Contudo, diante da população excessiva nas prisões, e frente à pressão da opinião pública, comovida pelos relatos de "genocídio" no Darfur, as autoridades locais foram obrigadas a libertar uma parte dos refugiados. Os felizes eleitos se aproveitaram então da situação para conseguirem emprego nos kibutz ou nos hotéis de Eilat, uma cidade de veraneio no mar Vermelho. Essa "sorte grande" acaba chegando aos ouvidos daqueles que haviam permanecido no Cairo que, por sua vez, empreendem a mesma viagem pelas trilhas do deserto do Sinai.

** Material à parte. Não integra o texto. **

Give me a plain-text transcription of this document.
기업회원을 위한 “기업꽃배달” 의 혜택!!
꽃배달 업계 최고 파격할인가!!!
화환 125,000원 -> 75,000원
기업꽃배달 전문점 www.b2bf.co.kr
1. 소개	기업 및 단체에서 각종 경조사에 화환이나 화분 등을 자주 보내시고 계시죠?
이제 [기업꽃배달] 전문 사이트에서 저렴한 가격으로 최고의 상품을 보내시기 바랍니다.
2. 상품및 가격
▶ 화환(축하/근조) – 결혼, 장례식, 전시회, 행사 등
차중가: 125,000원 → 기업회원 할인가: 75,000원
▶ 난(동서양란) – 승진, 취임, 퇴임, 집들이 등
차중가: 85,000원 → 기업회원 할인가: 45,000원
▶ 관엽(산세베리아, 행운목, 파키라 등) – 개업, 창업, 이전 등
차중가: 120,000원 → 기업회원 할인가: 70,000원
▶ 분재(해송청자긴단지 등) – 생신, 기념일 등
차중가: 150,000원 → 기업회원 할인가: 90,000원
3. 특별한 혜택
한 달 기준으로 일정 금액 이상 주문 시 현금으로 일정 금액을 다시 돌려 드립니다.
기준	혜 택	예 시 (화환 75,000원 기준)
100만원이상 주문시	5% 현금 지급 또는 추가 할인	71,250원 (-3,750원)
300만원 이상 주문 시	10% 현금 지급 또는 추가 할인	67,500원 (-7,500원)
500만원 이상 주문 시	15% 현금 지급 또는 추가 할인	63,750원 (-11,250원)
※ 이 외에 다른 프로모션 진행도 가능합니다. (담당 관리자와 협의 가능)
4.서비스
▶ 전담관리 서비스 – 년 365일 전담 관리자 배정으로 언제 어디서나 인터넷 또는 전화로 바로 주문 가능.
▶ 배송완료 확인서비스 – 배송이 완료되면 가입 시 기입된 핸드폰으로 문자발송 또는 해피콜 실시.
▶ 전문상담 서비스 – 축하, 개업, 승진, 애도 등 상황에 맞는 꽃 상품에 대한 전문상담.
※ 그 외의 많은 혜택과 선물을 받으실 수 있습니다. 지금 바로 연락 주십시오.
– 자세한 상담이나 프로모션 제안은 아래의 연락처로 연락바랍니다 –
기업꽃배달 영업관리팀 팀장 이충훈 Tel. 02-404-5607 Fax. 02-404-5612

Na esteira do movimento, congoleses, marfinenses e ganenses que procuram fugir da miséria do seu país, também resolvem arriscar sua sorte.
No verão de 2007, quando percebem que perderam todo controle sobre aquilo que um dos seus dirigentes qualifica de "tsunami humano", as autoridades de Israel resolveram tomar medidas mais drásticas. Uma construção anexa para a prisão de Ketziot, no meio do deserto do Neguev, foi construída às pressas. No mês de agosto, violando a Convenção das Nações Unidas sobre os refugiados da qual ele é signatário, o Estado judeu enviou de volta para o Egito, 48 refugiados que estavam pedindo asilo, em sua maioria foragidos do Darfur. A medida desencadeou na opinião uma indignação tão grande que ela incitou o governo a emitir um mês mais tarde autorizações para residência temporária, para 600 refugiados sudaneses.
Paralelamente, o primeiro-ministro Ehoud Olmert intimou o seu vizinho egípcio a não deixar passar mais ninguém pela sua fronteira. A mensagem foi bem recebida. Daqui para frente, as tropas que ocupam posições no Sinai passam a atirar em todo e qualquer indivíduo que tentar passar a fronteira. As autoridades do Cairo falam em 16 mortos desde o começo do ano, mas, segundo afirma Sigal Rozen, do Fórum para os direitos dos refugiados, "o número é de fato muito mais importante. Há cadáveres ao longo da fronteira que ninguém se habilita a recolher". Atualmente, o ritmo das chegadas diminuiu.
Da mesma forma que Ismail, os sudaneses de Israel se esforçam para construírem uma nova vida. Mas esta empreitada tem sido dificultada pelas hesitações do governo em relação à questão. "Ninguém aqui consegue compreender o que Israel pretende fazer ao certo", diz Mohyeddin Abdallah, o patrão de um pequeno café de Neve Sha'anan, que também é utilizado como hotel improvisado pelos sudaneses sem domicílio. "Até hoje, nenhuma decisão foi tomada a respeito do nosso estatuto". A esse respeito, o mais recente sinal que foi transmitido pelo governo não é nem um pouco tranqüilizador. O seu projeto de lei sobre "a prevenção das infiltrações" foi aprovado em primeira leitura pelos deputados da Knesset. Ele pune por meio da deportação ou com uma pena de cinco a sete anos de prisão toda pessoa que entrar ilegalmente em Israel. Daqui para frente, os que se habilitam a atravessar o deserto do Sinai sabem o que espera por eles.